It is clear from our data that Rickettsia are common and diverse bacteria. However, the basic biology of most of these strains is entirely unknown and it is therefore unclear how these have spread through populations. As Rickettsia are primarily intracellular, they cannot survive for long in the external environment (but see  for cell-free persistence of related Wolbachia). For this reason, they are most readily maintained either by vertical transmission (mother to offspring) in their arthropod hosts or, in the case of blood-sucking arthropods, by horizontal transmission through an infected vertebrate (one case is also known of transmission through a plant ). Because infectious transmission between arthropod hosts is thought to be rare, the general view is that exclusively arthropod Rickettsia are maintained within a host species primarily by transovarial transmission, and therefore must enhance the fitness of infected females . Some Rickettsia raise infected female fitness in an indirect way by manipulating host reproduction towards infected daughters at the expense of sons, either by killing male offspring as embryos (male-killing) or by inducing parthenogenesis [13, 65]. The closely related bacterium O. tsutsugamushi also causes a female biased sex ratio in its mite host . Theoretically, arthropod Rickettsia could also be maintained by directly providing a fitness benefit to infected females as shown for other bacterial groups [67–71], eg by providing essential nutrients or protection from other infective agents. Although, Rickettsia are required for egg production in the booklouse Liposcelis bostrychophila, and are therefore obligatory, in most cases where the arthropod relationship has been studied in depth, Rickettsia are pathogenic [8, 72–74] or have no observable effect [75, 76], making a mutualistic role for Rickettsia in those hosts unlikely.

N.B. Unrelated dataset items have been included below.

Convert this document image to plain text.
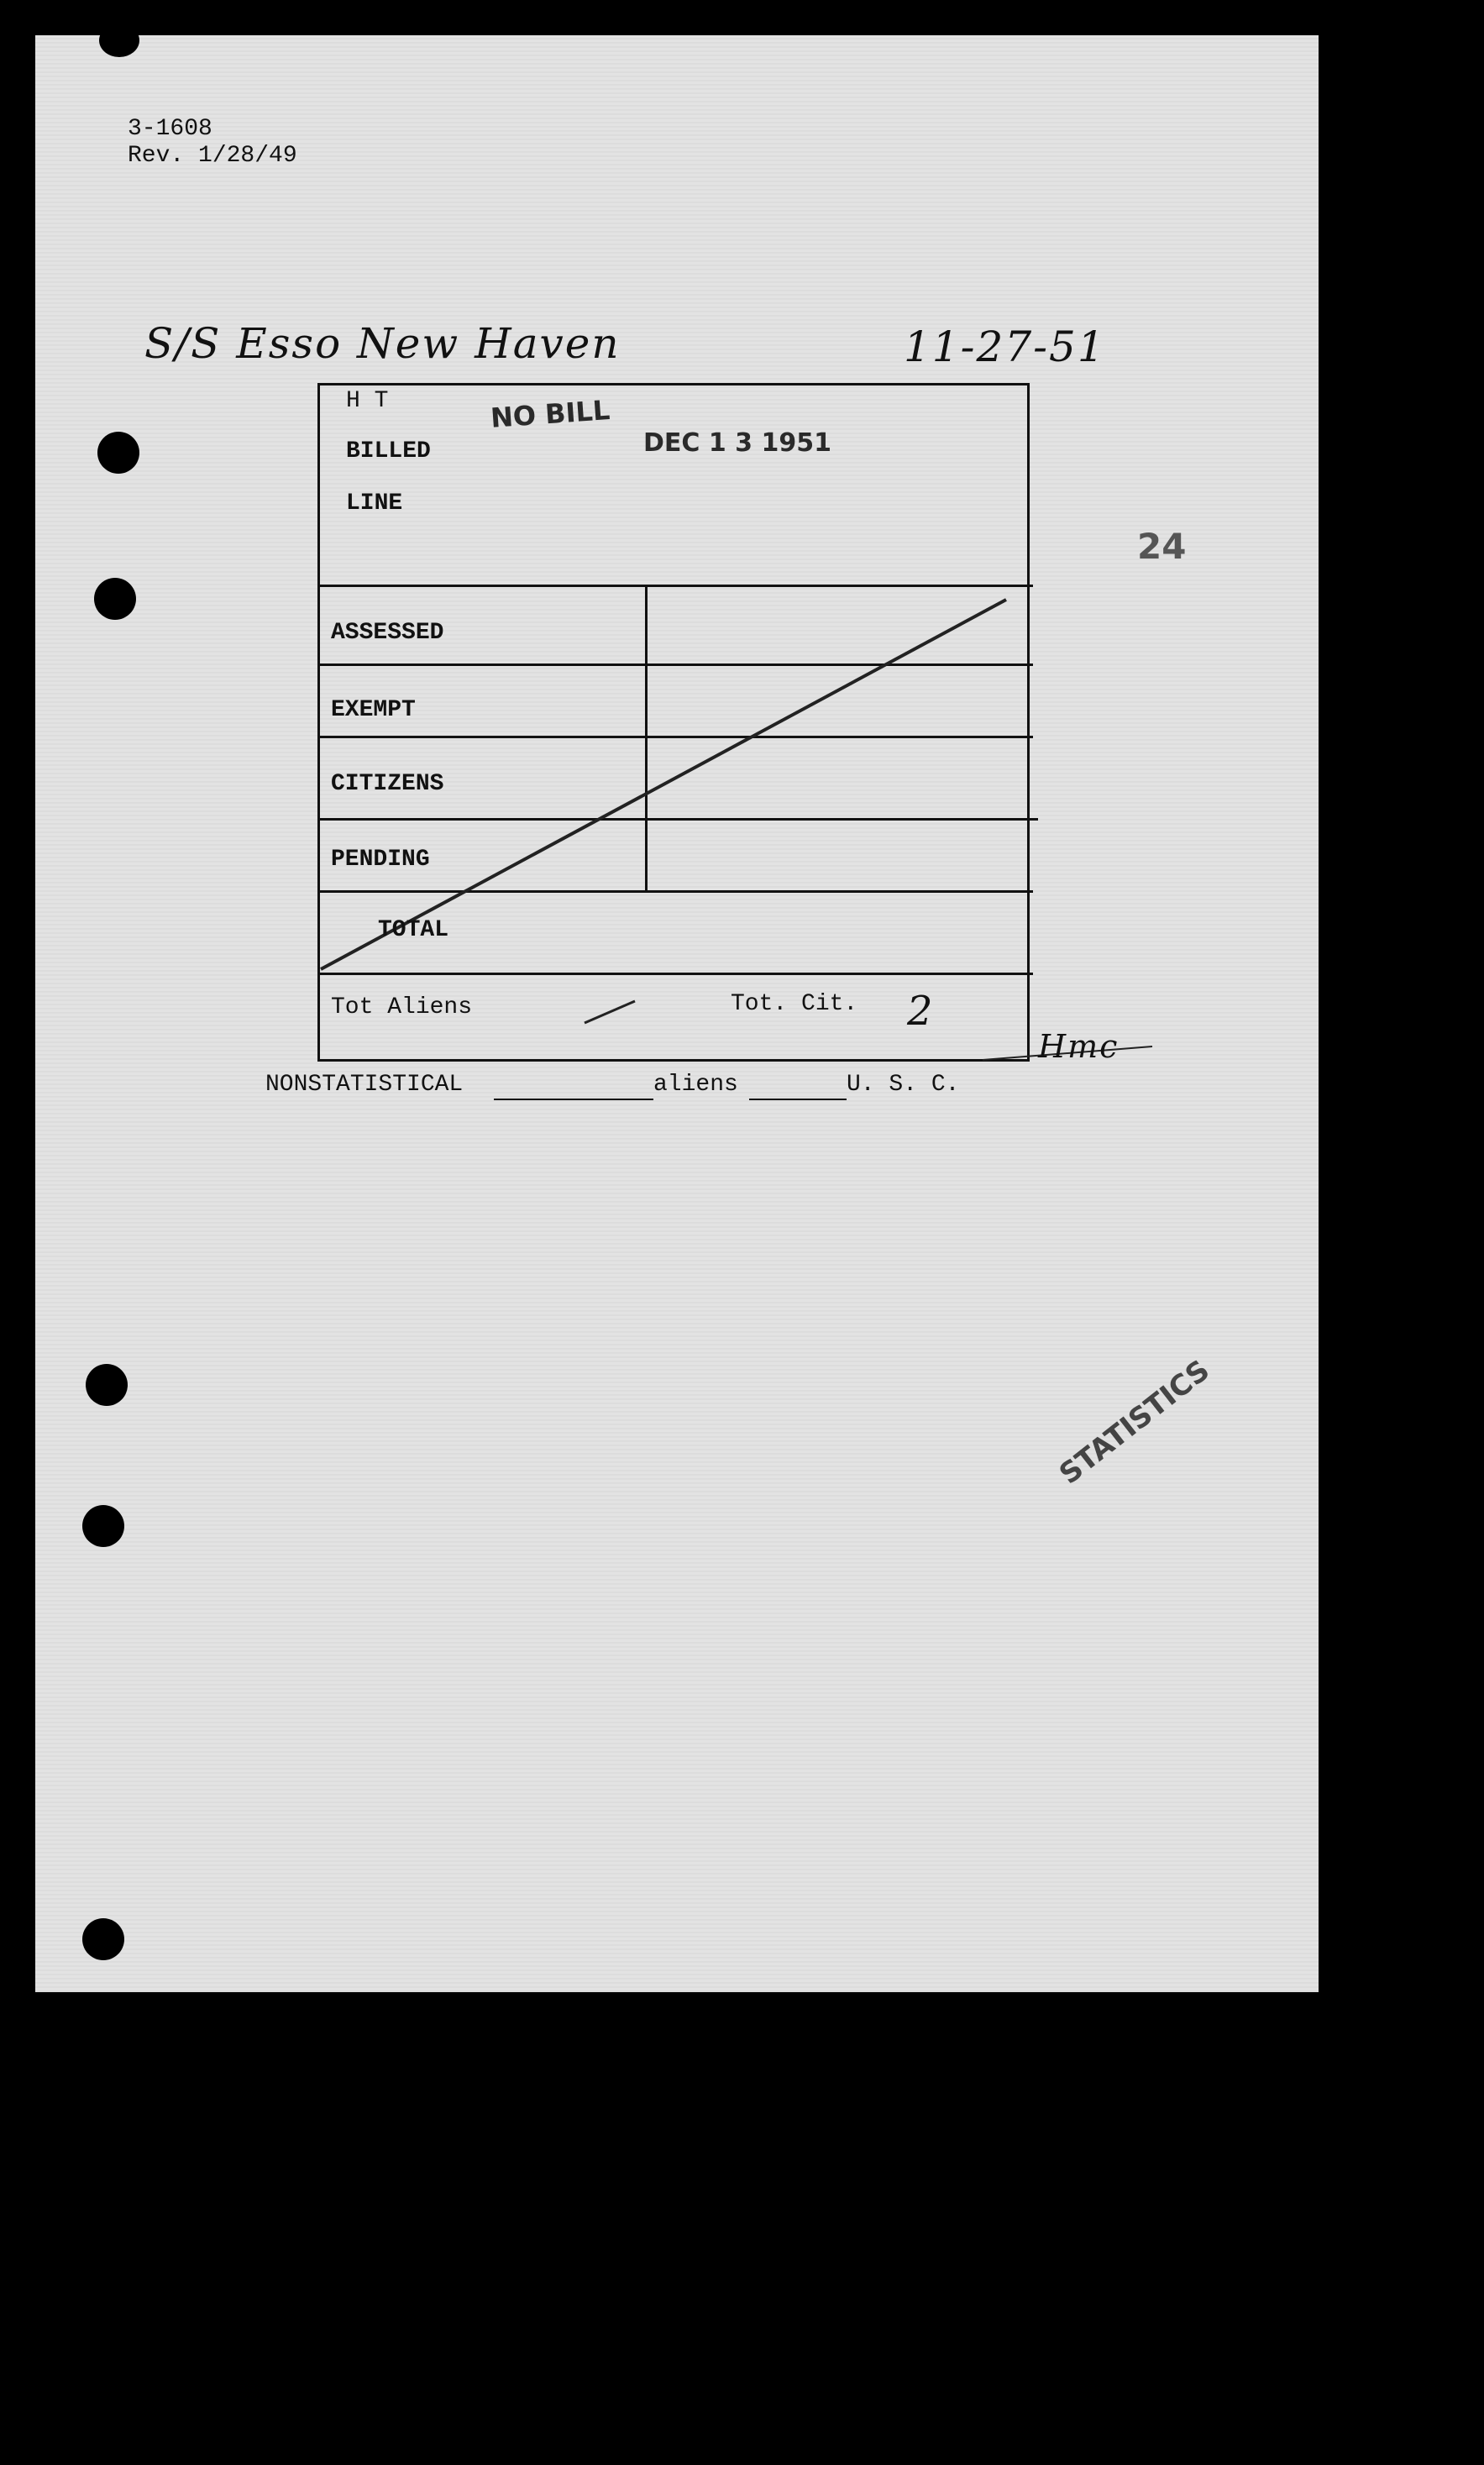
3-1608
Rev. 1/28/49
S/S Esso New Haven	11-27-51
NO BILL
DEC 1 3 1951
24
STATISTICS
H T
BILLED
LINE
ASSESSED
EXEMPT
CITIZENS
PENDING
TOTAL
Tot Aliens	Tot. Cit. 2
Hmc
NONSTATISTICAL	aliens	U. S. C.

For those Rickettsia that are vertebrate pathogens but vectored by arthropods, the effects of the bacteria on their arthropod hosts are generally poorly understood .Rickettsia prowazekii is clearly pathogenic to infected lice, and transmission through humans is essential to the maintenance of the bacteria in arthropod populations. In every other case, human infections are accidental, but transmission through other vertebrates may allow the bacteria to persist in populations. Many of the bacteria that can infect vertebrates are also transmitted vertically by the arthropod host . In these cases, even very occasional horizontal transmission through the vertebrate host can enhance the maintenance of bacteria in arthropod populations.

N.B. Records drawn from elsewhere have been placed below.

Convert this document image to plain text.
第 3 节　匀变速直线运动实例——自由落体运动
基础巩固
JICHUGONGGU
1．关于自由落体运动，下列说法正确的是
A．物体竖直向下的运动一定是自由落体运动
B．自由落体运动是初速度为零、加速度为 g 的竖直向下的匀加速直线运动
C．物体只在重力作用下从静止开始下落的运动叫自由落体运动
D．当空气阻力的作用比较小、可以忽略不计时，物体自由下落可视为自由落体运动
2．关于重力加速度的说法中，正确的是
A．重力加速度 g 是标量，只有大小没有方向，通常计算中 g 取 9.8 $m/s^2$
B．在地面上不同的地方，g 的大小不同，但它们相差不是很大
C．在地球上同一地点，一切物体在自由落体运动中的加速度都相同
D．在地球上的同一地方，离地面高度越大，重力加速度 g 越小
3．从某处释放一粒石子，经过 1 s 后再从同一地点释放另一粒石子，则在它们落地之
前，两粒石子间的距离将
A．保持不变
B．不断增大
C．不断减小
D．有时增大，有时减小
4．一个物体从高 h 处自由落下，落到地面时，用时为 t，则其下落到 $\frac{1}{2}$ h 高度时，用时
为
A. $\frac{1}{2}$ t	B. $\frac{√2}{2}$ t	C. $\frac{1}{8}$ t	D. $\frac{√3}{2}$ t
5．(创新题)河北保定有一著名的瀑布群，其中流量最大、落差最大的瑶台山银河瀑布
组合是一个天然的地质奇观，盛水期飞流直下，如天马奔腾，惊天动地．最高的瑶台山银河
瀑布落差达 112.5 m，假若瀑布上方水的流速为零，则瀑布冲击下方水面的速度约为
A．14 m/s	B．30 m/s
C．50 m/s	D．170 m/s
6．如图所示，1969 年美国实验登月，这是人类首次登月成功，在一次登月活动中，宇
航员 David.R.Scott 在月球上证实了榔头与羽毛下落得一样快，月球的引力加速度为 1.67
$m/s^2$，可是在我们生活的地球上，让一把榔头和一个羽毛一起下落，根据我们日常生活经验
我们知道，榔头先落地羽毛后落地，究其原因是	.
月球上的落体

Our data also have implications for transmission. We have shown that R. felis (transitional group),R. canadensis (canadensis group) and R. bellii (bellii group) are more closely related to Rickettsia in non-blood feeding hosts than to those found in other blood feeding hosts. Therefore, are these strains even transmitted horizontally? As far as we are aware, even in cases where the bacteria can infect vertebrates (as is the case with R. felis), there has been no recorded instance of transmission back to arthropods (i.e. ectoparasites can not pick up the infection from vertebrates). Therefore, while there are multiple origins of infecting blood-feeding arthropods, the ability to be transmitted from vertebrates back into the arthropod host may have arisen once only, and subsequently been lost in the transitional group after the divergence of R. akari and Rickettsia australis.
We still do not have a complete understanding of how Rickettsia are maintained within host populations or how they move horizontally between host species. A better understanding of these dynamic processes can be achieved by detailed studies of representatives from the different groups described here.

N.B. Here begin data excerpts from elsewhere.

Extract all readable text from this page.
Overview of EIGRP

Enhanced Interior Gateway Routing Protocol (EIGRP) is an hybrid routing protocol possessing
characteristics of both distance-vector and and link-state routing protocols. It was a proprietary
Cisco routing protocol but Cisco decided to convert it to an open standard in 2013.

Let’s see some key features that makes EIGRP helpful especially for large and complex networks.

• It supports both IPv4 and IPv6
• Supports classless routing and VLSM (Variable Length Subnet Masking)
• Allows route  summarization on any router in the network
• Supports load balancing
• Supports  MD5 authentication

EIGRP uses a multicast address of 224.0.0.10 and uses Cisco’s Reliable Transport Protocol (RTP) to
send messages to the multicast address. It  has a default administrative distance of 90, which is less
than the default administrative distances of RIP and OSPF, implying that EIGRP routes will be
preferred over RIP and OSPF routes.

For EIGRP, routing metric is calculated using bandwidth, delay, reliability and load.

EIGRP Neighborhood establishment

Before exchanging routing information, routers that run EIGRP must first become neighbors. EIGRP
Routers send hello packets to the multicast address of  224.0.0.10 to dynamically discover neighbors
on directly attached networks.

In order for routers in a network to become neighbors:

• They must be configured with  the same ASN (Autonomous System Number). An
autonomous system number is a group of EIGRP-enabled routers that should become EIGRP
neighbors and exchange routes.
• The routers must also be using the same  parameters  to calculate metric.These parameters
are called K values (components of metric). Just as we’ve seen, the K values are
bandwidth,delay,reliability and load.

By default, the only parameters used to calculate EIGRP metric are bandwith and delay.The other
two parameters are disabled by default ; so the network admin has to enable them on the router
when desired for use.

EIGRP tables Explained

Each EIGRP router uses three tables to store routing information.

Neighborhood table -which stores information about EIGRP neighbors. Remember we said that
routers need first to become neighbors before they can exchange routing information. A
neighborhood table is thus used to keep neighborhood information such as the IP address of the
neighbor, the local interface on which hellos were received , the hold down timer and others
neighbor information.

We have identified 20 new arthropod Rickettsia and described the major transitions and life-history strategies throughout the phylogeny. This raises many questions about how these bacteria are maintained and spread throughout populations of arthropods and vertebrates. Rickettsia are known to distort the sex ratio of their hosts by male-killing and inducing parthenogenesis, and are also horizontally transmitted through vertebrates and plants. However, these phenotypes are probably not manifest in the majority of strains discovered and so there may be other ways in which Rickettsia are maintained in host populations. For example, there seem to be intriguing links to host oogenesis in some strains and a possible case of a beneficial effect in the torix group . Exploring the biology of these new strains is essential if we are to learn more about the genus.
We obtained most of the Rickettsia strains we sequenced from three PCR screens of insects collected in the wild (Table 1). These used primers that amplify the 16S rDNA of Rickettsia . The first screen tested 2149 ladybirds from 21 different species collected from the UK, Germany, Spain and New Zealand for the presence of Rickettsia . We sequenced a Rickettsia from a single individual from each of the eight species shown to be infected. The second screen tested 1458 individuals of Hymenoptera associated with galls induced by oak gall wasps (Hymenoptera: Cynipidae, Cynipini; ), comprising nine species of oak gall wasp, 26 species of associated chalcid parasitoid, and ten species of oak gall wasp inquiline (Hymenoptera: Cynipidae, Synergini) (A Aebi and G Stone, unpublished data). We sequenced a Rickettsia from single individuals from three of the four species that were infected. The third study screened 847 individuals, each of which was a different species of arthropod from the classes Arachnida, Entognatha, Malacostraca and Insecta. The individuals from Arachinida comprised six of the order Araneae and one Holothyrida. The five Entognatha were all Collembola and the individual from Malacostraca was from the order Isopoda. The individuals from the Insecta comprised 240 of the order Hymenoptera, 218 Diptera, 206 Coleoptera, 86 Hemiptera, 28 Lepidoptera, nine Orthoptera, nine Thysanoptera, eight Odonata, eight Heteroptera, five Homoptera, five Blattodea, four Neuroptera, three Dermaptera, and one individual each of Mantodea, Pscoptera, Siphonaptera, Strepsiptera, and Trichoptera (L Weinert and J Werren, unpublished data). The insects were collected from worldwide locations. All nine Rickettsia isolates from this screen were sequenced. More detailed information on infected and uninfected species from unpublished data can be found in the supplementary information (Additional file 4, The distribution of Rickettsia among arthropods). We also included a Rickettsia from the pea aphid Acyrthosiphon pisum , a male-killing Rickettsia from the buprestid beetle Brachys tessellatus  and three Rickettsia strains from the ladybird beetle A. bipunctata, each of which has been shown to be genetically distinct [73, 79].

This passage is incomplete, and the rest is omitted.